La nouvelle hybride de Toyota sera produite en France

Le site français de Toyota situé à Onnaing dans le Nord, a été retenu pour fabriquer une nouvelle version d’un petit véhicule hybride courant 2012, après que quatre lieux potentiels d’implantation aient été mis à l’étude au Japon, en Grande-Bretagne, en Turquie et à  Onnaing.  Pour Valérie Létard, “ce choix de produire un nouveau modèle de voiture à Valenciennes montre que la France est compétitive“.

Le site Toyota d’Onnaing, créé notamment sous l’impulsion de Jean-Louis Borloo,  emploie actuellement 3000 collaborateurs qui  depuis 2001, ont fabriqué plus de 1 820 000 Yaris. Pour assurer l’intégration des nouveaux recrutés et le développement de ses salariés, Toyota a également ouvert sur le site en septembre 2005 un centre de formation. Depuis le démarrage de la production de la Yaris en janvier 2001, 920 millions d’euros ont été investis sur le site d’Onnaing par Toyota venant ainsi accompagner le savoir faire et la productivité du site et de ses salariés.

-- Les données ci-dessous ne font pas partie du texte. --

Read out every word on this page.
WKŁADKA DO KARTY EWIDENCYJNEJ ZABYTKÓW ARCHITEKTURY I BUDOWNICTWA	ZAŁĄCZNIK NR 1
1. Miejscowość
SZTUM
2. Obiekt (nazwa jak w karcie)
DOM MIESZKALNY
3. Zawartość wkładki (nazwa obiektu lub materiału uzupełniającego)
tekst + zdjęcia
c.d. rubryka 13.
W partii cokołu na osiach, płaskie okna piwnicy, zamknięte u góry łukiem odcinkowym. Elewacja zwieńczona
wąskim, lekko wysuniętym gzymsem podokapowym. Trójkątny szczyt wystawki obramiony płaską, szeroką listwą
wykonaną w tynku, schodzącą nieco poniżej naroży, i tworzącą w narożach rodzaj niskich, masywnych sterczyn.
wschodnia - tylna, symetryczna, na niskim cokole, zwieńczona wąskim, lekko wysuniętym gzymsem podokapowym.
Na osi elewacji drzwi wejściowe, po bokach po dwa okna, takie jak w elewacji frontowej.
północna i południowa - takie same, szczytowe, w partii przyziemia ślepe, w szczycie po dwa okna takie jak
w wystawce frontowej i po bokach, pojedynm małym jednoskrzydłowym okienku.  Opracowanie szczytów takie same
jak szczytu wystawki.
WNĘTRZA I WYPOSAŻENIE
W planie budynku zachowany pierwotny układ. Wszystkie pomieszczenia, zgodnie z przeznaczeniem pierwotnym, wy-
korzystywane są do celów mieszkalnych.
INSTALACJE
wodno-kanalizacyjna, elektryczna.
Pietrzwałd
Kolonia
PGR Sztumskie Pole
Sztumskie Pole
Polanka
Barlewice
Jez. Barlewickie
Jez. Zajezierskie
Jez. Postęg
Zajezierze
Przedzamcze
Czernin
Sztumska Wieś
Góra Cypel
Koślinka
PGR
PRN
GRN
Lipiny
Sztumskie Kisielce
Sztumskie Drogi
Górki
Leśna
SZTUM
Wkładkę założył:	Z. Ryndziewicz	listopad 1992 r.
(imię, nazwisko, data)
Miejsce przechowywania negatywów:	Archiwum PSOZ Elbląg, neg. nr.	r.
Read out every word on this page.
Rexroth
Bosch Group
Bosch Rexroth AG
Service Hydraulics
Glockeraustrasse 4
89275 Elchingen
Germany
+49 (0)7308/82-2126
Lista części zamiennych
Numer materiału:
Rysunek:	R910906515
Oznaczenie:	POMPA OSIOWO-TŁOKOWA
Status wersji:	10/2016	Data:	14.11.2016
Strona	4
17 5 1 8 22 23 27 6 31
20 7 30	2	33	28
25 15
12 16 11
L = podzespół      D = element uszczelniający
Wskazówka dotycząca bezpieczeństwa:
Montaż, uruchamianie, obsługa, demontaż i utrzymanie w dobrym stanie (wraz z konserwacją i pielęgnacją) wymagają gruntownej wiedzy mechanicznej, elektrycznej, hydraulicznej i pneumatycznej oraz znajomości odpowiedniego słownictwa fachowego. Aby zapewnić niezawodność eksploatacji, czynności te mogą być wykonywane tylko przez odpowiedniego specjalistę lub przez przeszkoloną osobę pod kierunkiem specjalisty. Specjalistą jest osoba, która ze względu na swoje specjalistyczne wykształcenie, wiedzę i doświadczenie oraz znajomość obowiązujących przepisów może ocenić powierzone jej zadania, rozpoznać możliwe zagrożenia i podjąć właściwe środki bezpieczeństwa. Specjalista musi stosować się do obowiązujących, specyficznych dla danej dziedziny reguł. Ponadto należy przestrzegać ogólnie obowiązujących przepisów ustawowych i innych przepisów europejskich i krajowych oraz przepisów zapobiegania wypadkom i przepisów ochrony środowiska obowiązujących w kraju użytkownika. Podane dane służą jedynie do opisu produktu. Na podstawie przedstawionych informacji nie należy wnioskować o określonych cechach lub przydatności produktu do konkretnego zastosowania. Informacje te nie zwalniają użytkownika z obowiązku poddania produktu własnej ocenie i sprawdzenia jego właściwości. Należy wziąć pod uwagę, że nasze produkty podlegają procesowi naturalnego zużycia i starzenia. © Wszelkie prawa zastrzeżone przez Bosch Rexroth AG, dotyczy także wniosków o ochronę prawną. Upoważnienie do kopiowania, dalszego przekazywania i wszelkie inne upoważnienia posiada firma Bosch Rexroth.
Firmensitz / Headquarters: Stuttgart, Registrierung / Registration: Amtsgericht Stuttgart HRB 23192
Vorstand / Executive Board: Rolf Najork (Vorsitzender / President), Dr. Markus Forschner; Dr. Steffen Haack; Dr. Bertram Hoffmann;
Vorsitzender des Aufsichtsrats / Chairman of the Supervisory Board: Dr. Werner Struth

TMMF est pour Toyota la première usine d’une nouvelle génération respectueuse de l’environnement avec un site compact permettant d’optimiser les flux physiques et les flux d’information,  les technologies vertes (station de traitement physico-chimique et biologique, robots de peinture avec cartouches limitant la consommation de solvants…). Ce site a reçu la certification environnementale ISO 14001 en mars 2002 renouvelée en mars 2005 et 2008.

Les pouvoirs publics omniprésents

Tout au long du processus décisionnel, les pouvoirs publics ont apporté leur soutien au projet. Le total des aides qui pourraient être mobilisées devrait représenter 3 750 000 euros soit 15 % du montant d’investissement, c’est à dire le maximum autorisé par la commission européenne.  Cette somme se répartirait de la façon suivante :

?    2 millions d’euros de Prime à l’Aménagement du territoire
?    1 million d’euro de la communauté d’agglomération de Valenciennes Métropole
?    750 000 euros de soutien du fonds spécial d’implantation.

En plus de ces aides directes, des aides à la formation pourront être apportées par l’Etat et le conseil régional. Par ailleurs, si des recrutements interviennent, des aides spécifiques seront mobilisées par Pôle Emploi.

Un projet conforme aux engagements du Grenelle

En matière d’emplois, cette décision va contribuer à pérenniser les emplois des 3000 salariés du site sans exclure   dans un deuxième temps des projets de développement supplémentaires. En effet, la France, conformément au Grenelle environnement, a placé la lutte pour la préservation de l’environnement au c?ur de sa politique de transports. Le développement des véhicules très faiblement émetteurs de CO2 et de polluants, notamment de véhicules électriques et hybrides rechargeables, constitue non seulement un enjeu environnemental de première importance mais également  un objectif majeur de politique industrielle. Les perspectives de marché de ce type de véhicule sur le long terme sont en effet considérables.

Doublement concernée par ce projet en tant que Secrétaire d’Etat au développement durable et Présidente de Valenciennes Métropole, Valérie Létard estime que “le choix de produire une voiture propre dans un site propre prouve qu’écologie et efficacité industrielle vont de pair. Il confirme le potentiel de développement et d’emplois liés  à  la croissance verte. Par ailleurs,  cette décision vient  récompenser la compétence des salariés, le volontarisme de leurs dirigeants et l’engagement sans faille des pouvoirs publics à leurs côtés.  En soutenant fortement ce projet,  les pouvoirs publics ont été au rendez vous de l’humain, de l’emploi et de la compétitivité”.